Working on a safer Haven
More security, interior upgrades are planned for Sooner Haven
Two weeks after Margaret Ellington moved into Sooner Haven Apartments, a stray bullet fired from a moving vehicle shattered a window in her living room.
Ellington wasn’t hurt in the 2009 shooting. Police told her the intended targets were neighbors two doors down. Three other apartments were hit by gunfire in the same incident. She never heard of anyone being arrested.
Though frightened, Ellington stayed at Sooner Haven, but the violence continued.
Since 2011, there have been six homicides at the 150-unit public housing complex. The one- and two-bedroom apartments are scattered among more than a dozen buildings that spread over half a city block bounded by NE 36 on the north, Lottie Avenue on west and Prospect Avenue on the east.
Ellington, 49, said recent improvements seem to be making the complex safer, especially a series of security upgrades paid for with federal money.
“Now that we have security cameras and more lighting and the cameras are facing the doors and the streets, it’s easier for the security officers to see what is going on,” Ellington said. But it hasn’t ended the killing. Last month, Devonte Ellison, 25, died three days after being shot at the complex. Police arrested Ellison’s girlfriend, Renita Keshawn Wells, 24, on a murder complaint. Criminal charges against Wells are pending.

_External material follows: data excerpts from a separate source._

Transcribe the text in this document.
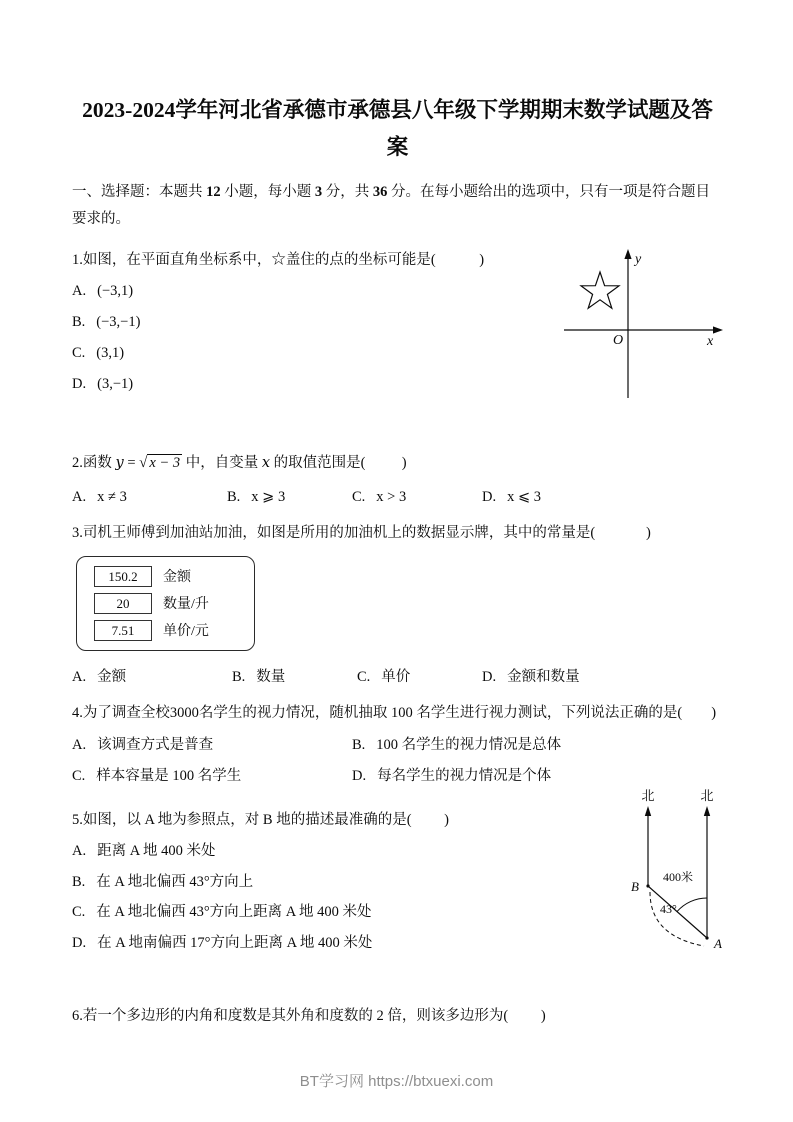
2023-2024学年河北省承德市承德县八年级下学期期末数学试题及答案

一、选择题：本题共 12 小题，每小题 3 分，共 36 分。在每小题给出的选项中，只有一项是符合题目要求的。

1.如图，在平面直角坐标系中，☆盖住的点的坐标可能是(            )
A. (−3,1)
B. (−3,−1)
C. (3,1)
D. (3,−1)
y
x
O
2.函数 y = √ x − 3 中，自变量 x 的取值范围是(          )
A. x ≠ 3	B. x ⩾ 3	C. x > 3	D. x ⩽ 3
3.司机王师傅到加油站加油，如图是所用的加油机上的数据显示牌，其中的常量是(              )
150.2	金额
20	数量/升
7.51	单价/元
A. 金额	B. 数量	C. 单价	D. 金额和数量
4.为了调查全校3000名学生的视力情况，随机抽取 100 名学生进行视力测试，下列说法正确的是(        )
A. 该调查方式是普查	B. 100 名学生的视力情况是总体
C. 样本容量是 100 名学生	D. 每名学生的视力情况是个体
5.如图，以 A 地为参照点，对 B 地的描述最准确的是(         )
A. 距离 A 地 400 米处
B. 在 A 地北偏西 43°方向上
C. 在 A 地北偏西 43°方向上距离 A 地 400 米处
D. 在 A 地南偏西 17°方向上距离 A 地 400 米处
北	北
B
A
400米
43°
6.若一个多边形的内角和度数是其外角和度数的 2 倍，则该多边形为(         )
BT学习网 https://btxuexi.com
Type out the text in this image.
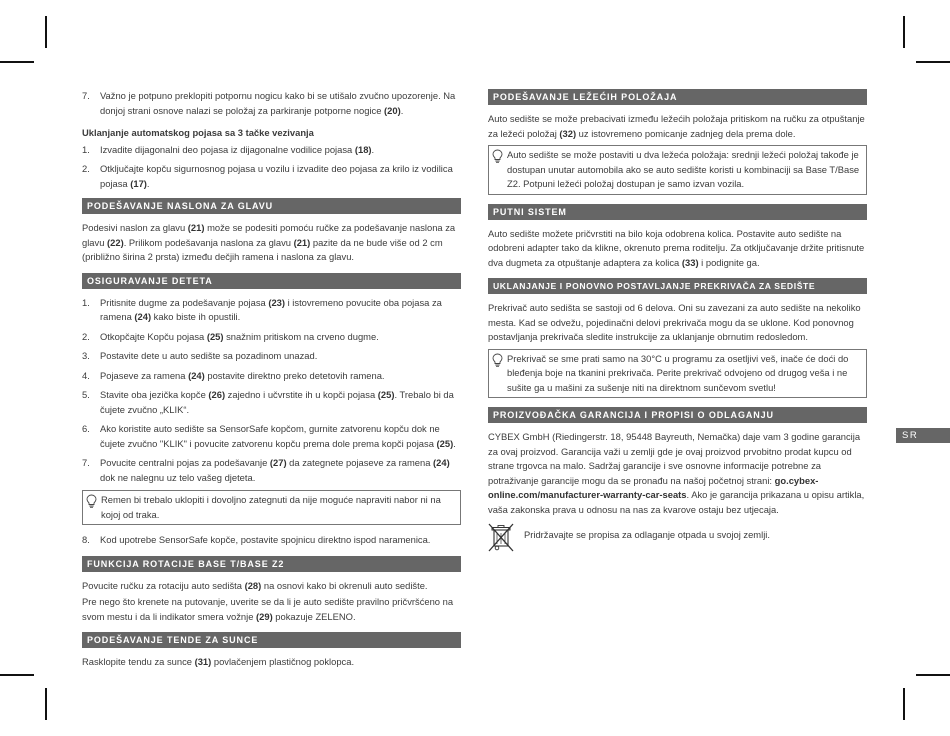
7. Važno je potpuno preklopiti potpornu nogicu kako bi se utišalo zvučno upozorenje. Na donjoj strani osnove nalazi se položaj za parkiranje potporne nogice (20).
Uklanjanje automatskog pojasa sa 3 tačke vezivanja
1. Izvadite dijagonalni deo pojasa iz dijagonalne vodilice pojasa (18).
2. Otključajte kopču sigurnosnog pojasa u vozilu i izvadite deo pojasa za krilo iz vodilica pojasa (17).
PODEŠAVANJE NASLONA ZA GLAVU
Podesivi naslon za glavu (21) može se podesiti pomoću ručke za podešavanje naslona za glavu (22). Prilikom podešavanja naslona za glavu (21) pazite da ne bude više od 2 cm (približno širina 2 prsta) između dečjih ramena i naslona za glavu.
OSIGURAVANJE DETETA
1. Pritisnite dugme za podešavanje pojasa (23) i istovremeno povucite oba pojasa za ramena (24) kako biste ih opustili.
2. Otkopčajte Kopču pojasa (25) snažnim pritiskom na crveno dugme.
3. Postavite dete u auto sedište sa pozadinom unazad.
4. Pojaseve za ramena (24) postavite direktno preko detetovih ramena.
5. Stavite oba jezička kopče (26) zajedno i učvrstite ih u kopči pojasa (25). Trebalo bi da čujete zvučno „KLIK“.
6. Ako koristite auto sedište sa SensorSafe kopčom, gurnite zatvorenu kopču dok ne čujete zvučno "KLIK" i povucite zatvorenu kopču prema dole prema kopči pojasa (25).
7. Povucite centralni pojas za podešavanje (27) da zategnete pojaseve za ramena (24) dok ne nalegnu uz telo vašeg djeteta.
Remen bi trebalo uklopiti i dovoljno zategnuti da nije moguće napraviti nabor ni na kojoj od traka.
8. Kod upotrebe SensorSafe kopče, postavite spojnicu direktno ispod naramenica.
FUNKCIJA ROTACIJE BASE T/BASE Z2
Povucite ručku za rotaciju auto sedišta (28) na osnovi kako bi okrenuli auto sedište.
Pre nego što krenete na putovanje, uverite se da li je auto sedište pravilno pričvršćeno na svom mestu i da li indikator smera vožnje (29) pokazuje ZELENO.
PODEŠAVANJE TENDE ZA SUNCE
Rasklopite tendu za sunce (31) povlačenjem plastičnog poklopca.
PODEŠAVANJE LEŽEĆIH POLOŽAJA
Auto sedište se može prebacivati između ležećih položaja pritiskom na ručku za otpuštanje za ležeći položaj (32) uz istovremeno pomicanje zadnjeg dela prema dole.
Auto sedište se može postaviti u dva ležeća položaja: srednji ležeći položaj takođe je dostupan unutar automobila ako se auto sedište koristi u kombinaciji sa Base T/Base Z2. Potpuni ležeći položaj dostupan je samo izvan vozila.
PUTNI SISTEM
Auto sedište možete pričvrstiti na bilo koja odobrena kolica. Postavite auto sedište na odobreni adapter tako da klikne, okrenuto prema roditelju. Za otključavanje držite pritisnute dva dugmeta za otpuštanje adaptera za kolica (33) i podignite ga.
UKLANJANJE I PONOVNO POSTAVLJANJE PREKRIVAČA ZA SEDIŠTE
Prekrivač auto sedišta se sastoji od 6 delova. Oni su zavezani za auto sedište na nekoliko mesta. Kad se odvežu, pojedinačni delovi prekrivača mogu da se uklone. Kod ponovnog postavljanja prekrivača sledite instrukcije za uklanjanje obrnutim redosledom.
Prekrivač se sme prati samo na 30°C u programu za osetljivi veš, inače će doći do bleđenja boje na tkanini prekrivača. Perite prekrivač odvojeno od drugog veša i ne sušite ga u mašini za sušenje niti na direktnom sunčevom svetlu!
PROIZVOĐAČKA GARANCIJA I PROPISI O ODLAGANJU
CYBEX GmbH (Riedingerstr. 18, 95448 Bayreuth, Nemačka) daje vam 3 godine garancija za ovaj proizvod. Garancija važi u zemlji gde je ovaj proizvod prvobitno prodat kupcu od strane trgovca na malo. Sadržaj garancije i sve osnovne informacije potrebne za potraživanje garancije mogu da se pronađu na našoj početnoj strani: go.cybex-online.com/manufacturer-warranty-car-seats. Ako je garancija prikazana u opisu artikla, vaša zakonska prava u odnosu na nas za kvarove ostaju bez utjecaja.
Pridržavajte se propisa za odlaganje otpada u svojoj zemlji.
SR
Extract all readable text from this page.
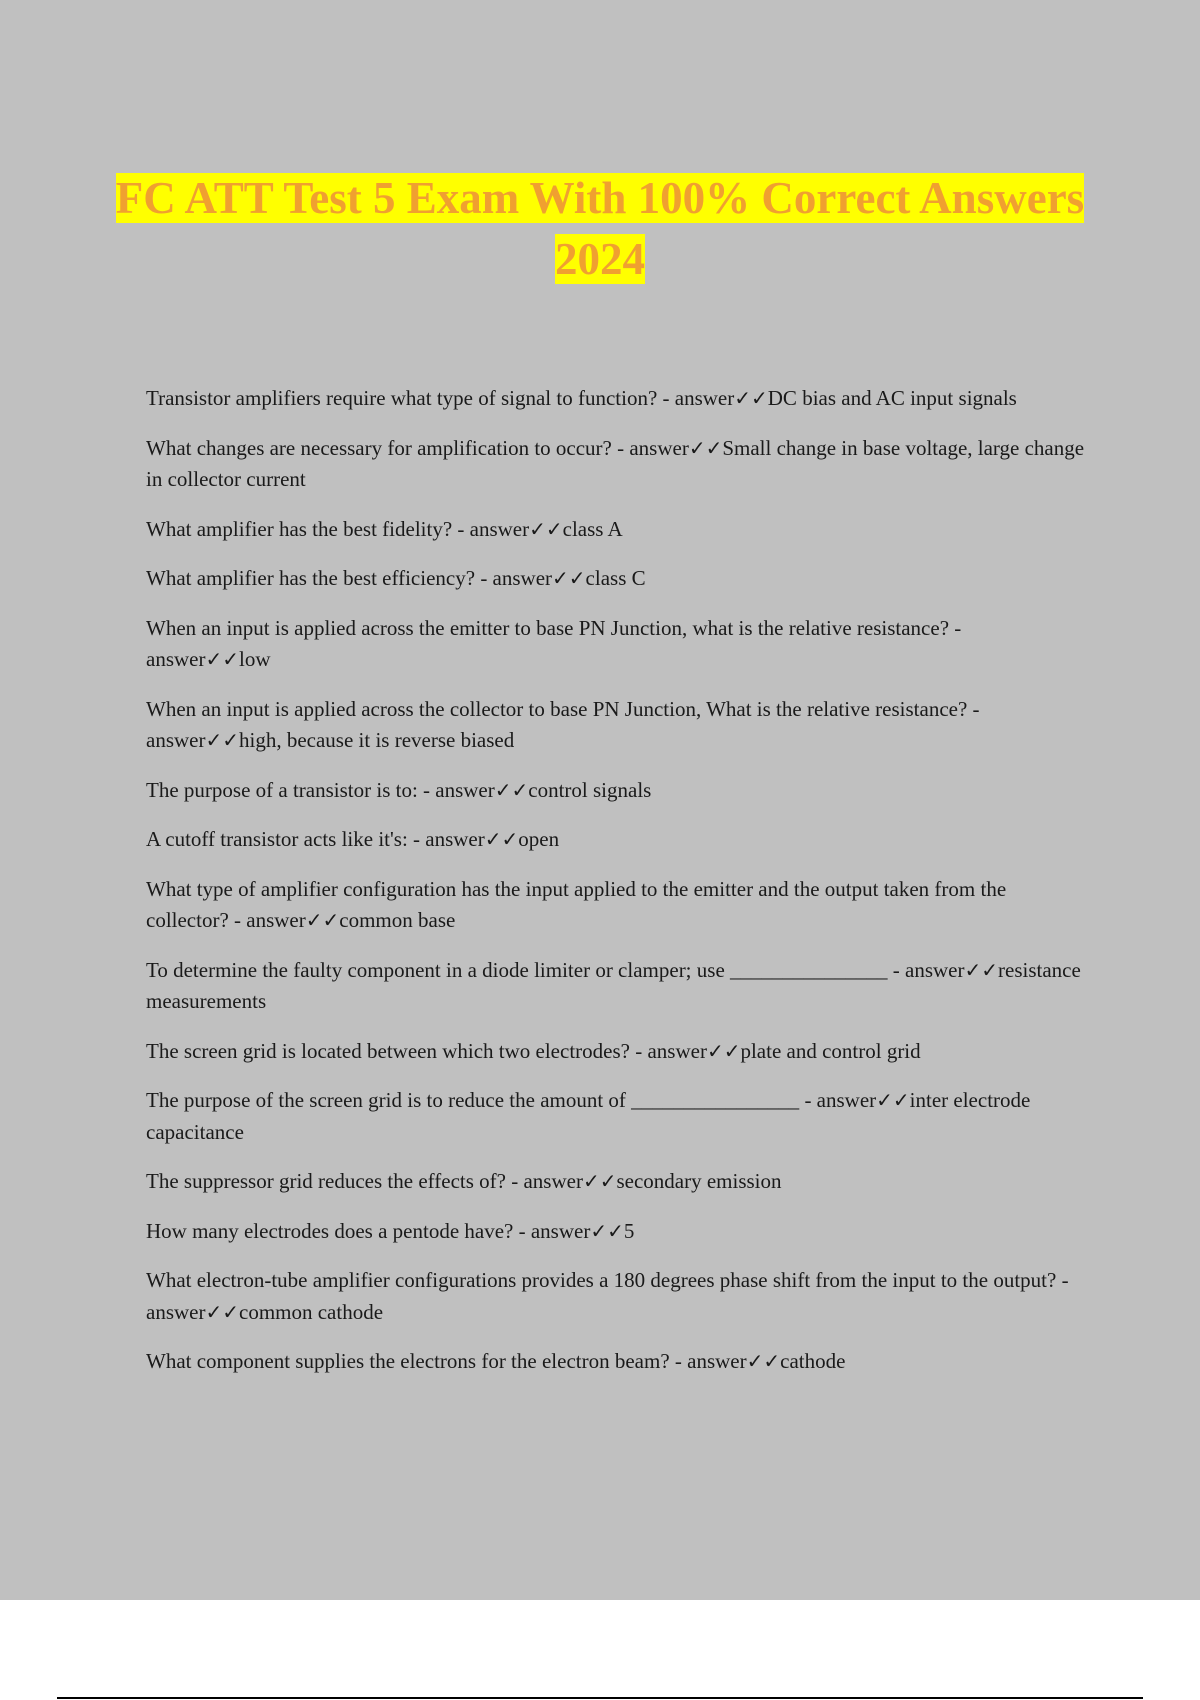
FC ATT Test 5 Exam With 100% Correct Answers 2024
Transistor amplifiers require what type of signal to function? - answer✓✓DC bias and AC input signals
What changes are necessary for amplification to occur? - answer✓✓Small change in base voltage, large change in collector current
What amplifier has the best fidelity? - answer✓✓class A
What amplifier has the best efficiency? - answer✓✓class C
When an input is applied across the emitter to base PN Junction, what is the relative resistance? - answer✓✓low
When an input is applied across the collector to base PN Junction, What is the relative resistance? - answer✓✓high, because it is reverse biased
The purpose of a transistor is to: - answer✓✓control signals
A cutoff transistor acts like it's: - answer✓✓open
What type of amplifier configuration has the input applied to the emitter and the output taken from the collector? - answer✓✓common base
To determine the faulty component in a diode limiter or clamper; use _______________ - answer✓✓resistance measurements
The screen grid is located between which two electrodes? - answer✓✓plate and control grid
The purpose of the screen grid is to reduce the amount of ________________ - answer✓✓inter electrode capacitance
The suppressor grid reduces the effects of? - answer✓✓secondary emission
How many electrodes does a pentode have? - answer✓✓5
What electron-tube amplifier configurations provides a 180 degrees phase shift from the input to the output? - answer✓✓common cathode
What component supplies the electrons for the electron beam? - answer✓✓cathode
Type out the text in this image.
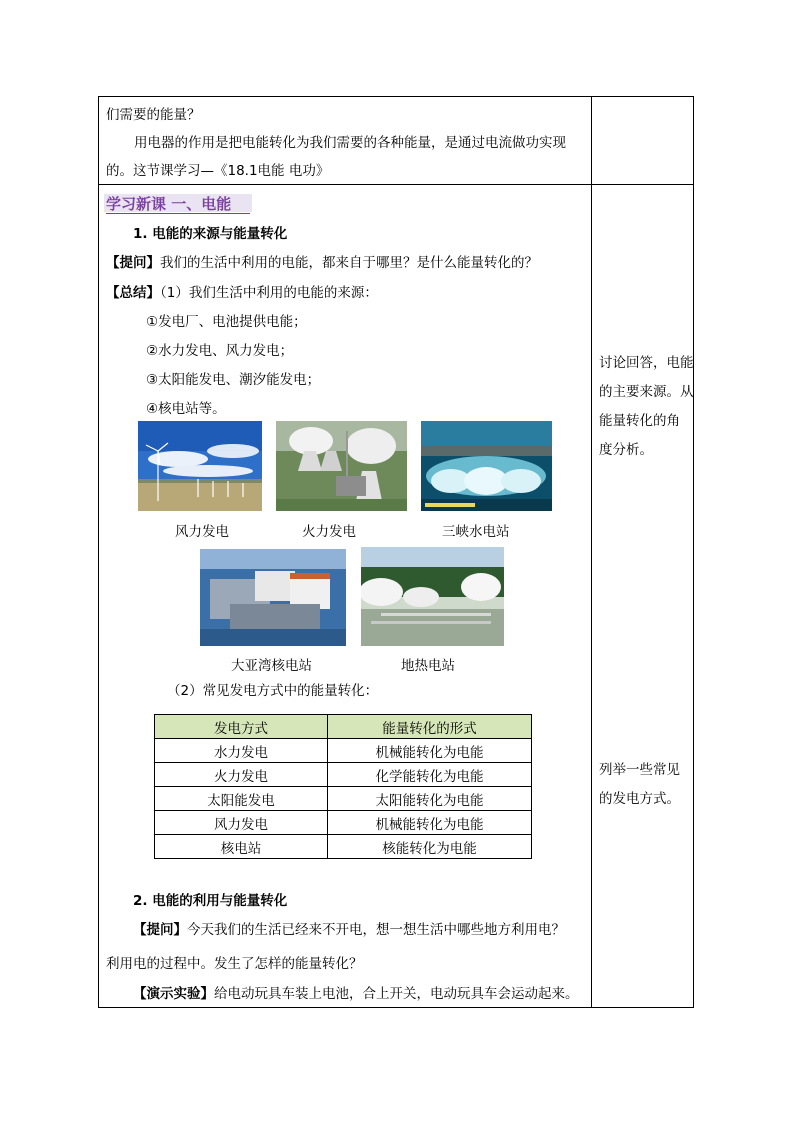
们需要的能量？
用电器的作用是把电能转化为我们需要的各种能量，是通过电流做功实现
的。这节课学习—《18.1电能 电功》
学习新课 一、电能
1. 电能的来源与能量转化
【提问】我们的生活中利用的电能，都来自于哪里？是什么能量转化的？
【总结】（1）我们生活中利用的电能的来源：
①发电厂、电池提供电能；
②水力发电、风力发电；
③太阳能发电、潮汐能发电；
④核电站等。
风力发电	火力发电	三峡水电站
大亚湾核电站	地热电站
（2）常见发电方式中的能量转化：
发电方式	能量转化的形式
水力发电	机械能转化为电能
火力发电	化学能转化为电能
太阳能发电	太阳能转化为电能
风力发电	机械能转化为电能
核电站	核能转化为电能
2. 电能的利用与能量转化
【提问】今天我们的生活已经来不开电，想一想生活中哪些地方利用电？
利用电的过程中。发生了怎样的能量转化？
【演示实验】给电动玩具车装上电池，合上开关，电动玩具车会运动起来。
讨论回答，电能
的主要来源。从
能量转化的角
度分析。
列举一些常见
的发电方式。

In none of the other five homicides has the killer been convicted of a crime. In three of those cases,
police haven’t made an arrest. In two more, police arrested suspects but prosecutors dropped charges against them.
Cases go unsolved
An investigation completed last year by
The Oklahoman showed the apartment complex is located in a six-square-mile patch of the city where homicides are rarely solved. An analysis show that between Jan. 1, 2008, and June 30, 2015, 46 people were killed in the area bounded by NE 10, NE 36, N Lincoln Boulevard and Interstate 35.
Of those 46 cases, 31, or about two-thirds, failed to result in a conviction — nearly 20 percentage points higher than the rate at which homicides go unsolved citywide.
In recent years, the complex has been the scene of numerous shootings and other violent incidents, the target of police sweeps and a source of frustration of the local council member, John Pettis Jr., who at one point said he was “absolutely fed up” with crime in the area.
While he acknowledged the complex isn’t a perfect place, Mark Gillett, executive director of the Oklahoma Housing Authority, said more upgrades are coming soon for individual apartments.
The complex already used money from the U.S. Department of Housing and Urban Development to install lighting and new surveillance cameras. A fence that made the apartments unattractive has been removed.
The complex also recently received approval to renovate its 1970s-era apartments using more federal money.
“Sooner Haven is going to go through a major transformation over the next couple of years,” Gillett said. “We’re going to rehab the interiors of each unit ... with new cabinets, new flooring, new fixtures in the bathrooms and the kitchens and also on the outsides to give the residences more of a community feel, more of a home feel.”
On a recent warm summer morning, children tossed a football on a lawn outside of an apartment. Adults sat in lawn chairs watching children play on one of the complex’s two recently upgraded playgrounds.
For Rose Etta Garza, 73, Sooner Haven has been a good place. She moved to the public housing apartments about 23 years ago.
“I haven’t had too many problems over here,” said Garza, who said she was recovering from an alcohol addiction when she moved from Lawton to Sooner Haven in 1994.
Garza, who lives in a one-bedroom apartment near the front office, said she hears a fight from time to time, but hasn’t seen much crime.
“It’s not any worse here than any place else,” Garza said.